The Trump administration has over 12,000 troops in Afghanistan, 3,500 more than was publicly acknowledged, The Wall Street Journal reports.
The Pentagon admits that there are roughly 8,400 troops stationed in Afghanistan, but that number does not include the troops that regularly move in and out of the country, such as special forces and other specialized groups, which would bring the total up to about 12,000.
President Donald Trump recently announced that the U.S. will send more troops to Afghanistan, just under 4,000, though Defense Secretary James Mattis cast some doubt on that figure.
"It may or may not be the number that is bandied about," Mattis said Tuesday while in Baghdad.

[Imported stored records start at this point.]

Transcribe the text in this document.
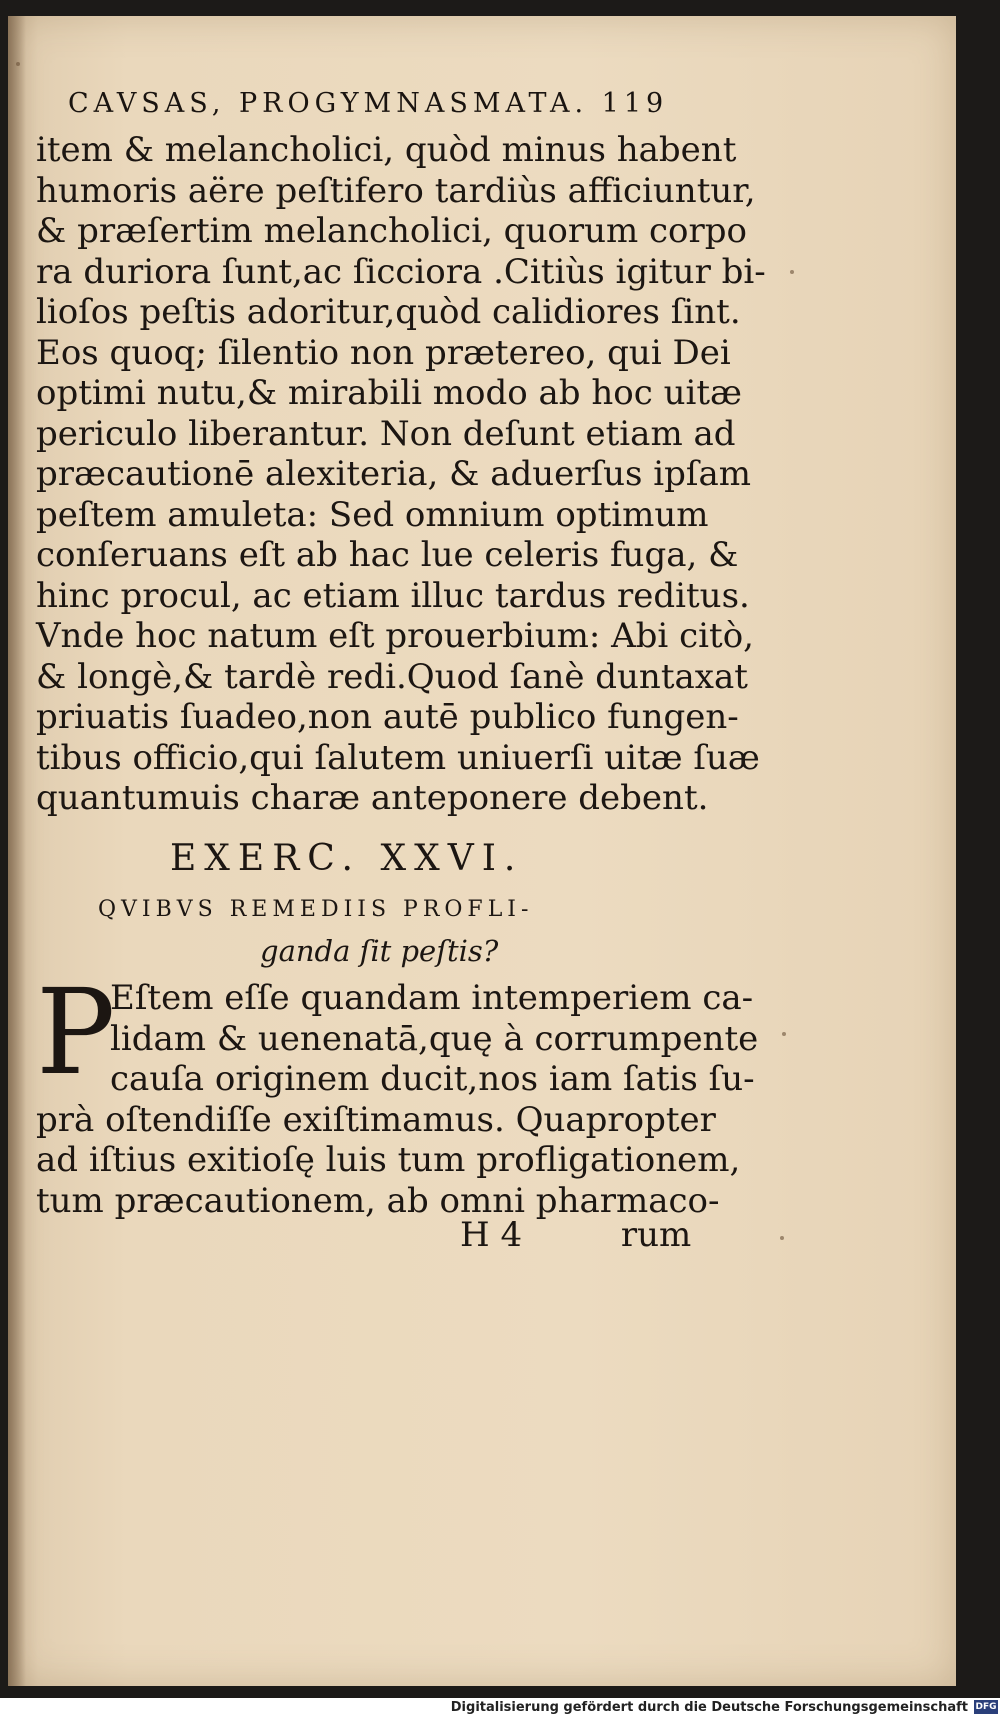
CAVSAS, PROGYMNASMATA. 119
item & melancholici, quòd minus habent
humoris aëre peſtifero tardiùs afficiuntur,
& præſertim melancholici, quorum corpo
ra duriora ſunt,ac ſicciora .Citiùs igitur bi-
lioſos peſtis adoritur,quòd calidiores ſint.
Eos quoq; ſilentio non prætereo, qui Dei
optimi nutu,& mirabili modo ab hoc uitæ
periculo liberantur. Non deſunt etiam ad
præcautionē alexiteria, & aduerſus ipſam
peſtem amuleta: Sed omnium optimum
conſeruans eſt ab hac lue celeris fuga, &
hinc procul, ac etiam illuc tardus reditus.
Vnde hoc natum eſt prouerbium: Abi citò,
& longè,& tardè redi.Quod ſanè duntaxat
priuatis ſuadeo,non autē publico fungen-
tibus officio,qui ſalutem uniuerſi uitæ ſuæ
quantumuis charæ anteponere debent.
EXERC. XXVI.
QVIBVS REMEDIIS PROFLI-
ganda ſit peſtis?
P
Eſtem eſſe quandam intemperiem ca-
lidam & uenenatā,quę à corrumpente
cauſa originem ducit,nos iam ſatis ſu-
prà oſtendiſſe exiſtimamus. Quapropter
ad iſtius exitioſę luis tum profligationem,
tum præcautionem, ab omni pharmaco-
H 4	rum
Digitalisierung gefördert durch die Deutsche Forschungsgemeinschaft DFG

Trump himself said Monday that his administration "will not talk about numbers of troops or our plans for further military activities," according to The Washington Examiner.
"I've said it many times how counterproductive it is for the United States to announce in advance the dates we intend to begin or end military options," he added.
"The intent is there will be visibility to troop levels once the decision has been made. I think what the president has conveyed and I agree wholeheartedly with him is that we're not going to signal ahead what our plans are. We're not going to signal ahead an increase, a decrease, the timing of any of that," Secretary of State Rex Tillerson said Tuesday, according to the Examiner.
"The only way we can defeat an enemy that is as nimble and as cagey tactically as this enemy is, we have to be as cagey and tactical as they are, and we've not been fighting that way."